The last part, translated from the Cornish, means “good play is fair play” – which is also the motto of Cornish wrestling. Before any match, the wrestlers have to shake hands. It is said that before the 1800s, wrestlers would have to renounce the use of magic before their fights. Even further back in time, matches were sometimes held in churchyards. In 1297, the Bishop of Exeter put a stop to such practices in Devon and Cornwall.
HISTORY
Cornish history has a long and distinct history. A lot of the history is said to go so far back that it is shrouded in mystery. I visited the annual Royal Cornwall Show this year, where the Cornish wrestlers have their regular tent, and the man behind the table started explaining the history by taking me back to the first ice age. “I digress,” he kept saying, as the history went further and further back in time. Yet his point is well-founded: The very first mention of Celtic Wrestling is in the ancient book of Leinster (c.1160 AD), where the sport is included in the Tailteann Games, dating back to at least 1829 BC. The British Isles are often associated with Anglo-Saxon and Norman history. Occasionally, the Vikings make an appearance up in the North. In the 9th century AD, Danish Vikings fought alongside the Cornish against Anglo-Saxons at the Battle of Kingston Down. Nevertheless, the ancient isles have been populated by Celts for centuries prior to that, and this is what my enthusiastic interlocutor was alluding to. The Cornish, of course, are descendants of the Celts.
Cornish wrestling, in other words, predates the Roman invasion. In the Middle Ages, the Cornish contingent at the Battle of Agincourt (1415), fighting with King Henry V against the French, fought under a banner which depicted two wrestlers “in a hitch” (or clinch). Writers such as Chaucer, Shakespeare and Michael Drayton have written about Cornish wrestling. On the website for Cornish wrestling, the association writes:
Wrestling is our national sport in Cornwall, a direct living link with our ancestors handed down through an un-broken chain, from father to son, brother to brother and friend to friend for over 3,000 years.
In the 1900s, Yuki Tani, a Japanese judoka, visited Britain and competed in Cornish wrestling. In the late 1920s, Yani competed in Cornish wrestling at an amateur level, with some success. Yet, he had lost many bouts in his first attempts and claimed in regard to his teachers that “ they are kind and teach me what is right and what is wrong and from that I shall be able to develop my own plans, so that when I come to Cornwall I shall have a little knowledge and confidence, and shall endeavour to do my best.” The sport migrated to the United States where many Cornishmen migrated, amongst them Robert Fitzimmons – the world’s first three-division world champion – who had himself been a Cornish wrestler in his youth.
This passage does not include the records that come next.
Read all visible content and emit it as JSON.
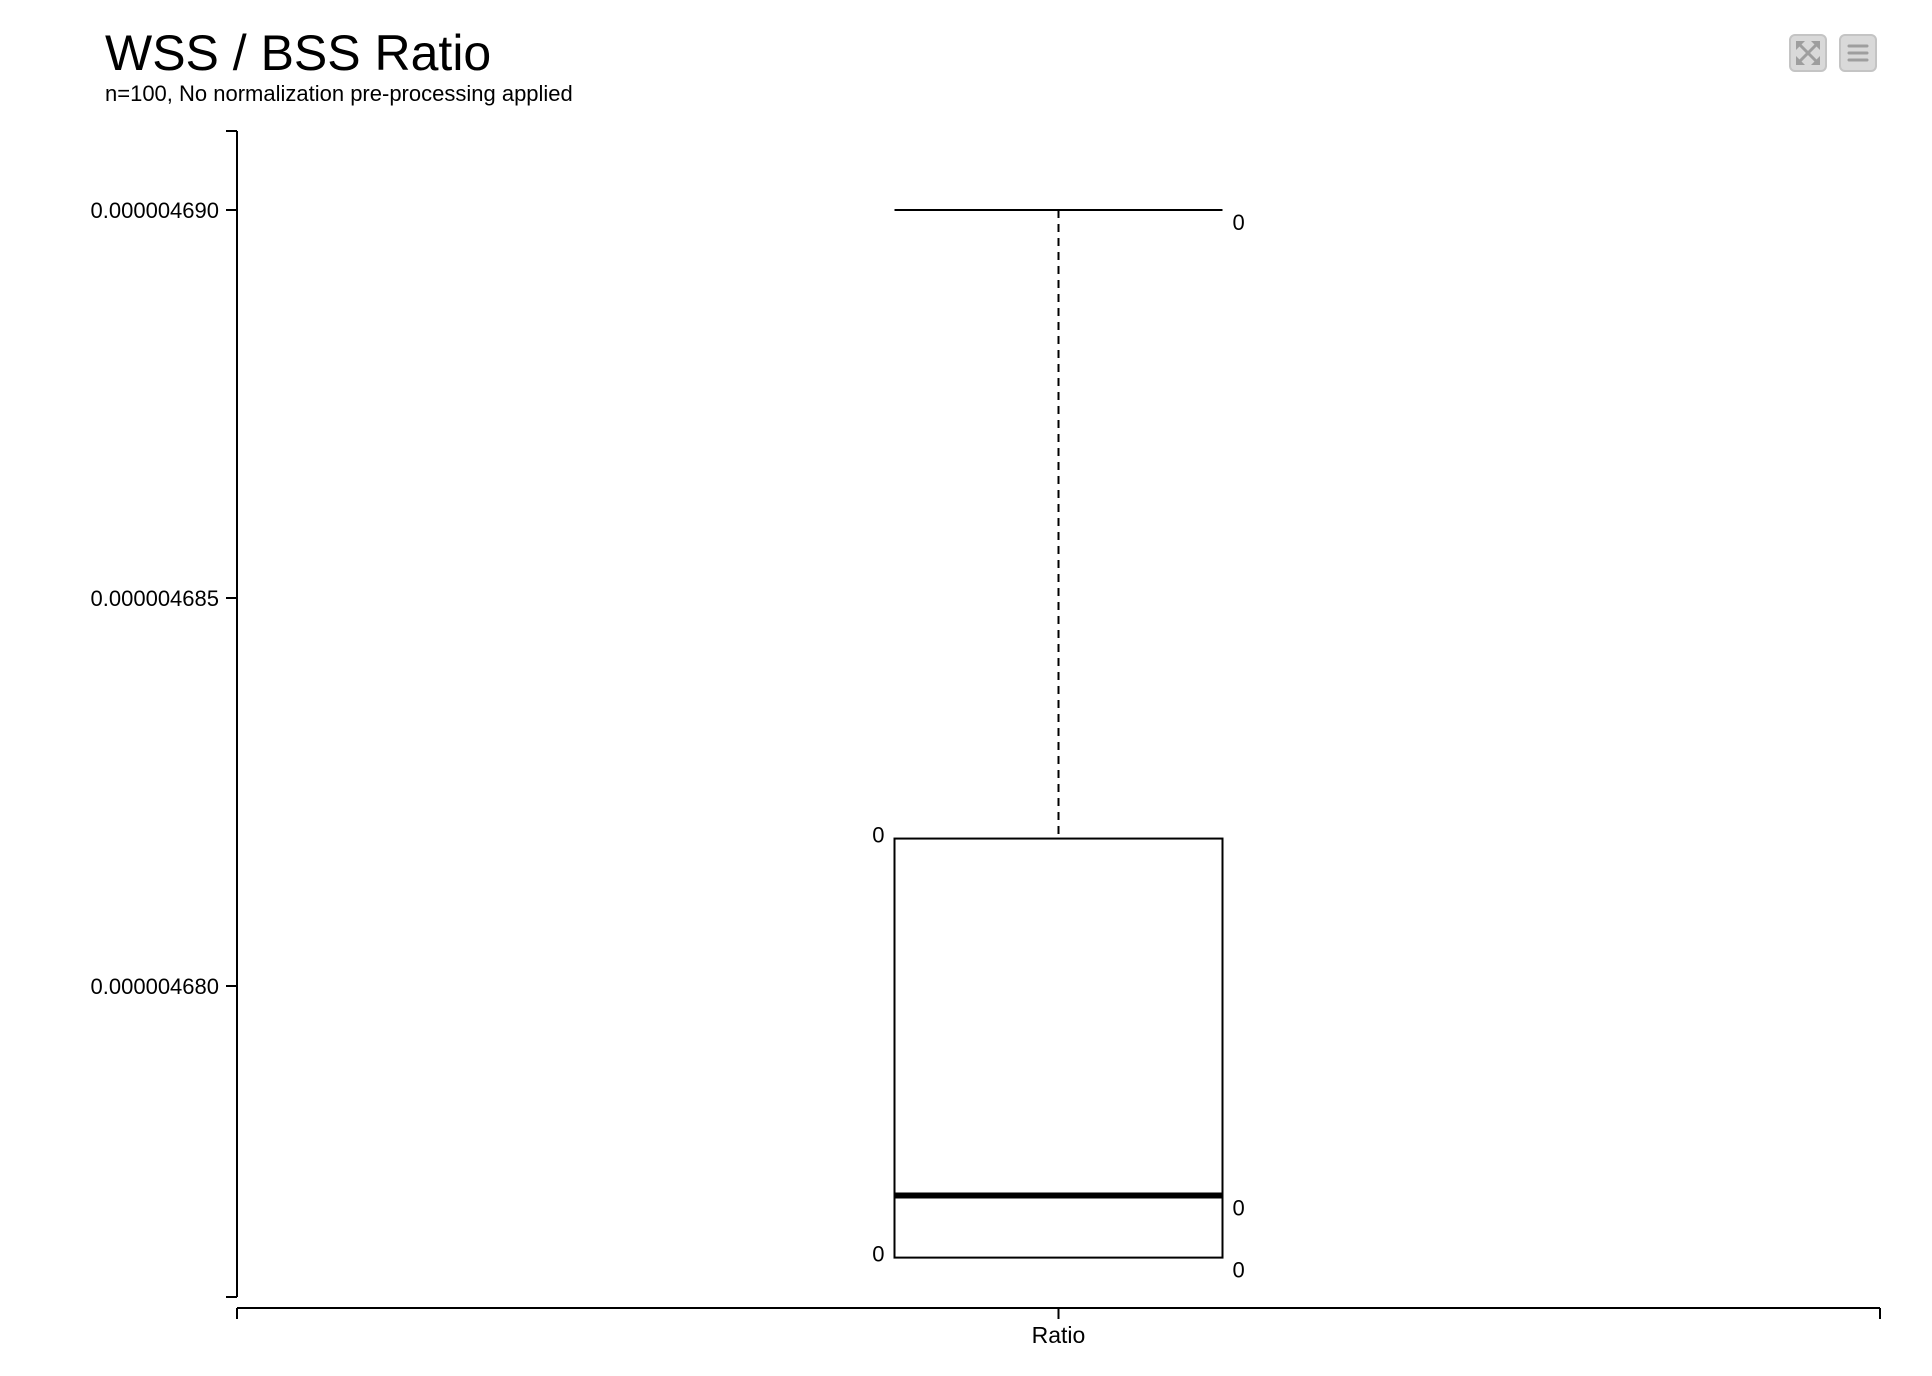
{
  "header": {
    "title": "WSS / BSS Ratio",
    "subtitle": "n=100, No normalization pre-processing applied"
  },
  "toolbar": {
    "buttons": [
      {
        "name": "expand-button",
        "icon": "expand-arrows-icon"
      },
      {
        "name": "menu-button",
        "icon": "hamburger-menu-icon"
      }
    ],
    "button_color": "#d9d9d9",
    "icon_color": "#9e9e9e"
  },
  "chart_data": {
    "type": "box",
    "categories": [
      "Ratio"
    ],
    "y_ticks": [
      {
        "value": 4.69e-06,
        "label": "0.000004690"
      },
      {
        "value": 4.685e-06,
        "label": "0.000004685"
      },
      {
        "value": 4.68e-06,
        "label": "0.000004680"
      }
    ],
    "ylim": [
      4.676e-06,
      4.691e-06
    ],
    "box": {
      "category": "Ratio",
      "whisker_high": 4.69e-06,
      "q3": 4.6819e-06,
      "median": 4.6773e-06,
      "q1": 4.6765e-06,
      "whisker_low": 4.6765e-06
    },
    "annotations": [
      {
        "text": "0",
        "value": 4.69e-06,
        "side": "right"
      },
      {
        "text": "0",
        "value": 4.6819e-06,
        "side": "left"
      },
      {
        "text": "0",
        "value": 4.6773e-06,
        "side": "right"
      },
      {
        "text": "0",
        "value": 4.6765e-06,
        "side": "right"
      },
      {
        "text": "0",
        "value": 4.6765e-06,
        "side": "left"
      }
    ],
    "xlabel": "",
    "ylabel": "",
    "grid": false,
    "legend": "none"
  }
}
Even a Swede, Charles Dufstrom, known as the “terrible Swede”, fought in the United States and won the world Cornish wrestling title in 1912.
THE FUTURE
Sadly, there aren’t many practitioners of this venerable art anymore. Yet, at the Royal Cornwall Show, there were perhaps around 10 wrestlers demonstrating the art. I was allowed to throw my hat in the ring and try a few throws. The rules are precise for scoring, but rules as to where you grab the jacket and exactly how you want to execute your throw seem looser. There are various governing bodies both inside and outside of Cornwall, but the numbers are few. It would be a shame to lose such a historic art, which deserves a place within the pantheon of martial arts.